From xemacs-m  Sun May 11 23:23:25 1997
Received: from mercury.Sun.COM (mercury.Sun.COM [192.9.25.1])
	by xemacs.org (8.8.5/8.8.5) with SMTP id XAA26417
	for <xemacs-beta@xemacs.org>; Sun, 11 May 1997 23:23:24 -0500 (CDT)
Received: from Eng.Sun.COM ([129.146.1.25]) by mercury.Sun.COM (SMI-8.6/mail.byaddr) with SMTP id VAA24536 for <xemacs-beta@xemacs.org>; Sun, 11 May 1997 21:35:56 -0700
Received: from kindra.eng.sun.com by Eng.Sun.COM (SMI-8.6/SMI-5.3)
	id VAA29168; Sun, 11 May 1997 21:22:49 -0700
Received: from xemacs.eng.sun.com by kindra.eng.sun.com (SMI-8.6/SMI-SVR4)
	id VAA21797; Sun, 11 May 1997 21:22:51 -0700
Received: by xemacs.eng.sun.com (SMI-8.6/SMI-SVR4)
	id VAA14675; Sun, 11 May 1997 21:22:46 -0700
Date: Sun, 11 May 1997 21:22:46 -0700
Message-Id: <199705120422.VAA14675@xemacs.eng.sun.com>
MIME-Version: 1.0
Content-Type: text/plain; charset=us-ascii
Content-Transfer-Encoding: 7bit
From: Martin Buchholz <mrb@Eng.Sun.COM>
To: XEmacs Beta Test <xemacs-beta@xemacs.org>
Subject: Emacs 20.1 NEWS file from Mule mailing list
X-Mailer: VM 6.24 under 20.1 XEmacs Lucid (beta15)
Reply-To: Martin Buchholz <mrb@Eng.Sun.COM>

The Mule part of the pre-release NEWS file for Emacs 20.1 follows.

Martin
----------------------------------------------------------------------
** International character set support (MULE)
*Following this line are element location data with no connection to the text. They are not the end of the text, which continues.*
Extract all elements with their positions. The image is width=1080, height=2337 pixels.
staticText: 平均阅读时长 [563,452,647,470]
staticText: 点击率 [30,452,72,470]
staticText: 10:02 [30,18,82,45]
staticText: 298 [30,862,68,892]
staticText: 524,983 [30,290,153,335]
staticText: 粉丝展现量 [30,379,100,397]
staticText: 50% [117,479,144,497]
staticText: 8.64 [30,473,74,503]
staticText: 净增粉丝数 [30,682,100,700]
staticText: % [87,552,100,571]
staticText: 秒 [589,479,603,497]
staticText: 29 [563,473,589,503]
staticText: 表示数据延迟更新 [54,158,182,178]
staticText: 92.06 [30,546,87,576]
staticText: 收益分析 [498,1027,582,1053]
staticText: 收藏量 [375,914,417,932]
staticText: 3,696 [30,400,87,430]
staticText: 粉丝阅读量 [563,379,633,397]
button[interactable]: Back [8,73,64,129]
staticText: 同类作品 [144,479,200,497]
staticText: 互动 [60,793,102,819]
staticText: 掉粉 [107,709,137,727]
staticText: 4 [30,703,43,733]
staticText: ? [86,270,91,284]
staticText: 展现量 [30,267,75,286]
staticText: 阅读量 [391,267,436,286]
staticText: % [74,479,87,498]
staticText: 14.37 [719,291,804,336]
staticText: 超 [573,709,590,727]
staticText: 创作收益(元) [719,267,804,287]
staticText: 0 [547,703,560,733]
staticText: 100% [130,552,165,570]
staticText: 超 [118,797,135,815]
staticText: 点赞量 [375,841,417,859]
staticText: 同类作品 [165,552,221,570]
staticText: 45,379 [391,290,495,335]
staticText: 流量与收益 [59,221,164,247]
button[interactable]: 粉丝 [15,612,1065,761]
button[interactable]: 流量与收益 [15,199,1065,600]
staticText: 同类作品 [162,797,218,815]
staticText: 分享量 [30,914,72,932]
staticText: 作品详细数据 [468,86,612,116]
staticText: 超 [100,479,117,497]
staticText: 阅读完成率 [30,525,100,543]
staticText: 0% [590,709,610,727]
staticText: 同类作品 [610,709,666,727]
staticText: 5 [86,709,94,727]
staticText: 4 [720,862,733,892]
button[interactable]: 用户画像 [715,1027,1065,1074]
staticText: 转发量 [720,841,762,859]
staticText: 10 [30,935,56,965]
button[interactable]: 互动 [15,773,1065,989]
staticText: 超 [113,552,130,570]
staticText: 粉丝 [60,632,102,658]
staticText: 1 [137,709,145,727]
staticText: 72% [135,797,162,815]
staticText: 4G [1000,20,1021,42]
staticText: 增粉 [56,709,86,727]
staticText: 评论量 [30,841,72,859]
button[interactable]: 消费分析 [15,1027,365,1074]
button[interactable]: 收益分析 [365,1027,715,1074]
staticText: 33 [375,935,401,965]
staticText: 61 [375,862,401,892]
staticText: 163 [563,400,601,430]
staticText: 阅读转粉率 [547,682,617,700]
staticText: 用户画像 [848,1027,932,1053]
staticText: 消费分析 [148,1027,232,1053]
Emacs now supports a wide variety of international character sets,
including European variants of the Latin alphabet, as well as Chinese,
Devanagari (hindi and Marathi), Ethiopian, Greek, IPA, Japanese,
Korean, Lao, Russian, Thai, Tibetan, and Vietnamese scripts.  These
features have been merged from the modified version of Emacs known as
MULE (for "MULti-lingual Enhancement to GNU Emacs")
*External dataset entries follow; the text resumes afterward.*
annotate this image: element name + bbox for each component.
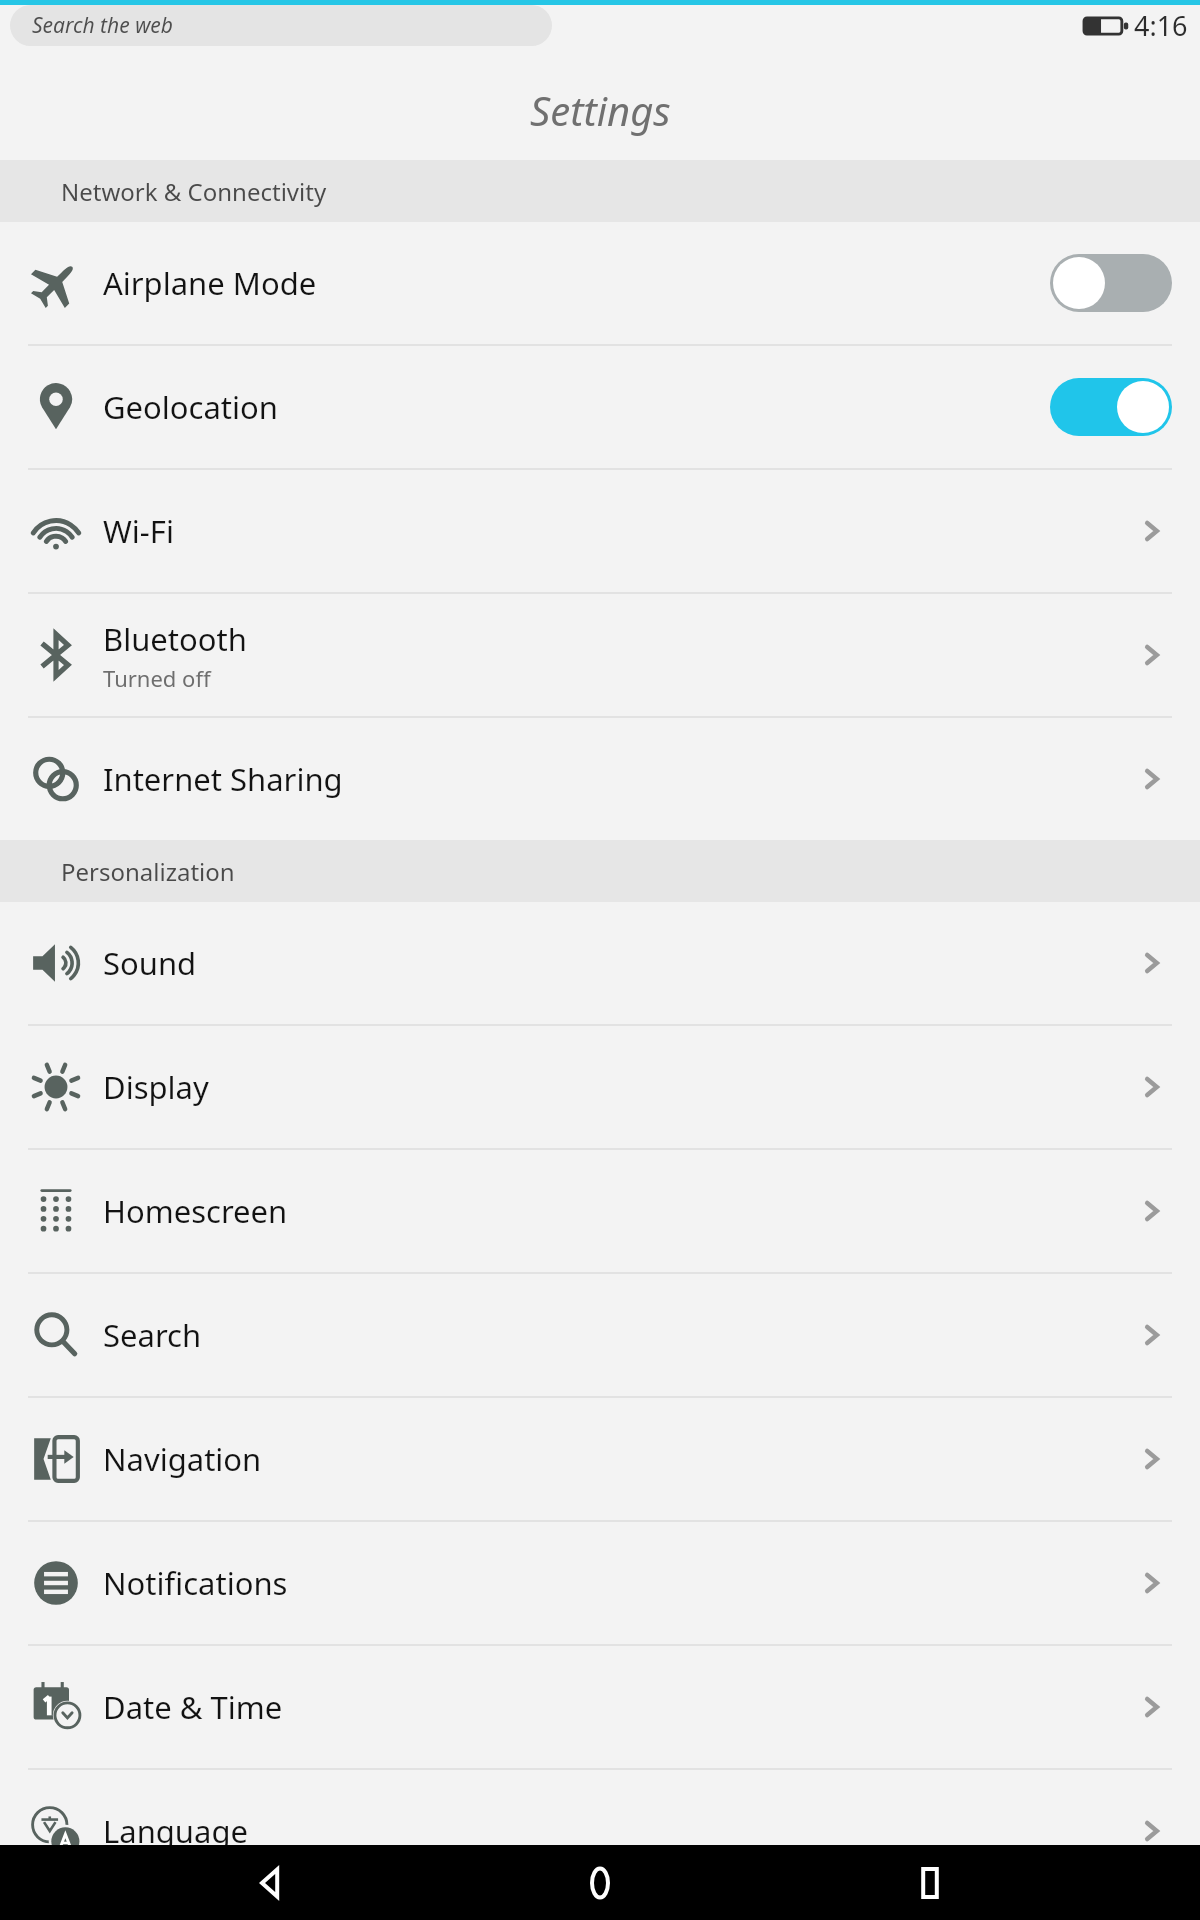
other: Open [1132, 943, 1172, 983]
other: Open [1132, 1563, 1172, 1603]
button[interactable]: Language [0, 1770, 1200, 1892]
button[interactable]: Recent apps [870, 1845, 990, 1920]
other: Open [1132, 1439, 1172, 1479]
staticText: Sound [103, 942, 197, 984]
other: Open [1132, 1687, 1172, 1727]
button[interactable]: Airplane Mode [0, 222, 1200, 346]
button[interactable]: Date & Time [0, 1646, 1200, 1770]
button[interactable]: Airplane Mode off [1050, 254, 1172, 312]
staticText: Homescreen [103, 1190, 288, 1232]
button[interactable]: Back [210, 1845, 330, 1920]
staticText: Display [103, 1066, 209, 1108]
button[interactable]: Geolocation [0, 346, 1200, 470]
staticText: Date & Time [103, 1686, 283, 1728]
other: Open [1132, 511, 1172, 551]
button[interactable]: Geolocation on [1050, 378, 1172, 436]
staticText: Airplane Mode [103, 262, 317, 304]
staticText: Internet Sharing [103, 758, 343, 800]
other: Open [1132, 1315, 1172, 1355]
button[interactable]: Wi-Fi [0, 470, 1200, 594]
other: Open [1132, 759, 1172, 799]
other: Open [1132, 635, 1172, 675]
staticText: Search [103, 1314, 202, 1356]
staticText: Network & Connectivity [61, 175, 327, 208]
staticText: Notifications [103, 1562, 288, 1604]
staticText: Turned off [103, 663, 211, 693]
other: Open [1132, 1191, 1172, 1231]
staticText: Geolocation [103, 386, 278, 428]
button[interactable]: Search the web [10, 5, 552, 46]
button[interactable]: Home [540, 1845, 660, 1920]
staticText: Bluetooth [103, 618, 247, 660]
staticText: Language [103, 1810, 248, 1852]
staticText: Settings [530, 83, 671, 137]
button[interactable]: Notifications [0, 1522, 1200, 1646]
other: Open [1132, 1811, 1172, 1851]
button[interactable]: Internet Sharing [0, 718, 1200, 840]
button[interactable]: Display [0, 1026, 1200, 1150]
staticText: 4:16 [1134, 7, 1188, 44]
button[interactable]: Navigation [0, 1398, 1200, 1522]
button[interactable]: Homescreen [0, 1150, 1200, 1274]
staticText: Navigation [103, 1438, 262, 1480]
other: Open [1132, 1067, 1172, 1107]
staticText: Personalization [61, 855, 235, 888]
button[interactable]: Search [0, 1274, 1200, 1398]
button[interactable]: Sound [0, 902, 1200, 1026]
button[interactable]: Bluetooth [0, 594, 1200, 718]
staticText: Search the web [32, 11, 173, 40]
staticText: Wi-Fi [103, 510, 174, 552]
Users of these scripts have established many more-or-less standard
coding systems for storing files.  Emacs uses a single multibyte
character encoding within Emacs buffers; it can translate from a wide
variety of coding systems when reading a file and can translate back
into any of these coding systems when saving a file.

Keyboards, even in the countries where these character sets are used,
generally don't have keys for all the characters in them.  So Emacs
supports various "input methods", typicaly one for each script or
language, to make it possible to type them.
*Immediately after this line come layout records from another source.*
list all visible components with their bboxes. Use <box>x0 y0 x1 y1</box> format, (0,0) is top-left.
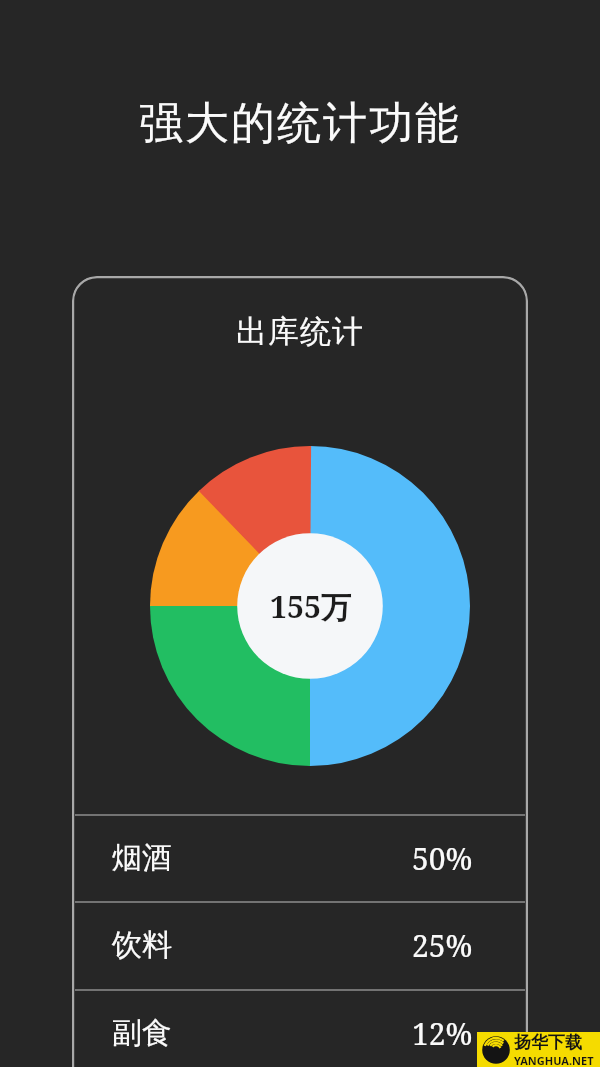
button[interactable]: 副食 <box>75 989 525 1067</box>
staticText: 烟酒 <box>112 839 172 877</box>
staticText: YANGHUA.NET <box>514 1053 594 1067</box>
button[interactable]: 饮料 <box>75 901 525 989</box>
staticText: 25% <box>412 925 473 966</box>
staticText: 155万 <box>270 586 351 627</box>
staticText: 50% <box>412 838 473 879</box>
staticText: 强大的统计功能 <box>0 96 600 151</box>
staticText: 出库统计 <box>72 312 528 351</box>
staticText: 12% <box>412 1013 473 1054</box>
staticText: 副食 <box>112 1014 172 1052</box>
staticText: 饮料 <box>112 926 172 964</box>
staticText: 扬华下载 <box>514 1032 582 1053</box>
other: 扬华下载 YANGHUA.NET <box>477 1032 600 1067</box>
button[interactable]: 出库统计 <box>72 276 528 1067</box>
button[interactable]: 烟酒 <box>75 814 525 902</box>
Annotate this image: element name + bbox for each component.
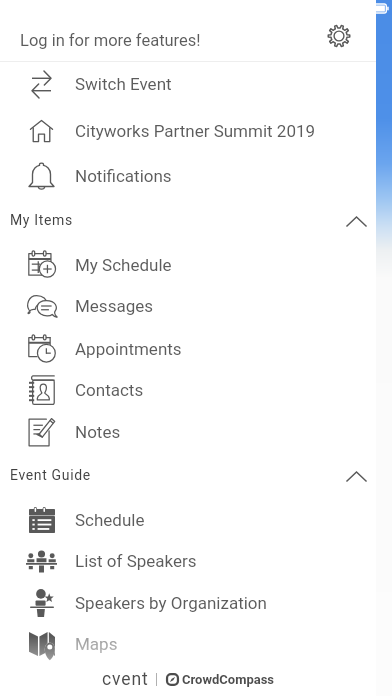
button[interactable]: Maps [0, 623, 376, 665]
button[interactable]: List of Speakers [0, 540, 376, 582]
button[interactable]: Notes [0, 411, 376, 453]
button[interactable]: Appointments [0, 328, 376, 370]
staticText: Schedule [75, 510, 145, 530]
button[interactable]: Speakers by Organization [0, 582, 376, 624]
staticText: Notes [75, 422, 121, 442]
button[interactable]: Cityworks Partner Summit 2019 [0, 110, 376, 152]
button[interactable]: Messages [0, 285, 376, 327]
staticText: Cityworks Partner Summit 2019 [75, 121, 316, 141]
button[interactable]: Notifications [0, 155, 376, 197]
staticText: Log in for more features! [20, 31, 201, 50]
button[interactable]: Event Guide [0, 454, 376, 496]
staticText: Switch Event [75, 74, 172, 94]
staticText: List of Speakers [75, 551, 197, 571]
staticText: Messages [75, 296, 153, 316]
staticText: Event Guide [10, 467, 91, 483]
staticText: Contacts [75, 380, 144, 400]
button[interactable]: Settings [315, 13, 363, 59]
button[interactable]: Log in for more features! [0, 0, 376, 61]
staticText: Maps [75, 634, 118, 654]
staticText: My Items [10, 212, 73, 228]
button[interactable]: My Schedule [0, 244, 376, 286]
staticText: Notifications [75, 166, 172, 186]
staticText: My Schedule [75, 255, 172, 275]
button[interactable]: Schedule [0, 499, 376, 541]
button[interactable]: Switch Event [0, 63, 376, 105]
staticText: Speakers by Organization [75, 593, 267, 613]
button[interactable]: My Items [0, 199, 376, 241]
staticText: CrowdCompass [182, 672, 275, 687]
staticText: Appointments [75, 339, 182, 359]
staticText: cvent [102, 669, 149, 689]
button[interactable]: Contacts [0, 369, 376, 411]
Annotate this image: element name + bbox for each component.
The Emacs internal multibyte encoding represents a non-ASCII
character a sequence of bytes in the range 0200 through 0377.

C-x RET is a new prefix command used for commands that pertain to
coding systems and multibyte characters.

*** Input methods

An input method is a kind of character conversion which is designed
specifically for interactive input.  In Emacs, typically each language
has its own input method (though sometimes several languages which use
the same characters can share one input method).  Some languages
support several input methods.

The simplest kind of input method works by mapping ASCII letters into
another alphabet.  This is how the Greek and Russian input methods
work.

A more powerful technique is composition: converting sequences of
characters into one letter.  Many European input methods use
composition to produce a single non-ASCII letter from a sequence which
consists of a letter followed by diacritics.  For example, a' is one
sequence of two characters that might be converted into a single
letter.

The input methods for syllabic scripts typically use mapping followed
by conversion.  The input methods for Thai and Korean work this way.
First, letters are mapped into symbols for particular sounds or tone
marks; then, sequences of these which make up a whole syllable are
mapped into one syllable sign--most often a "composite character".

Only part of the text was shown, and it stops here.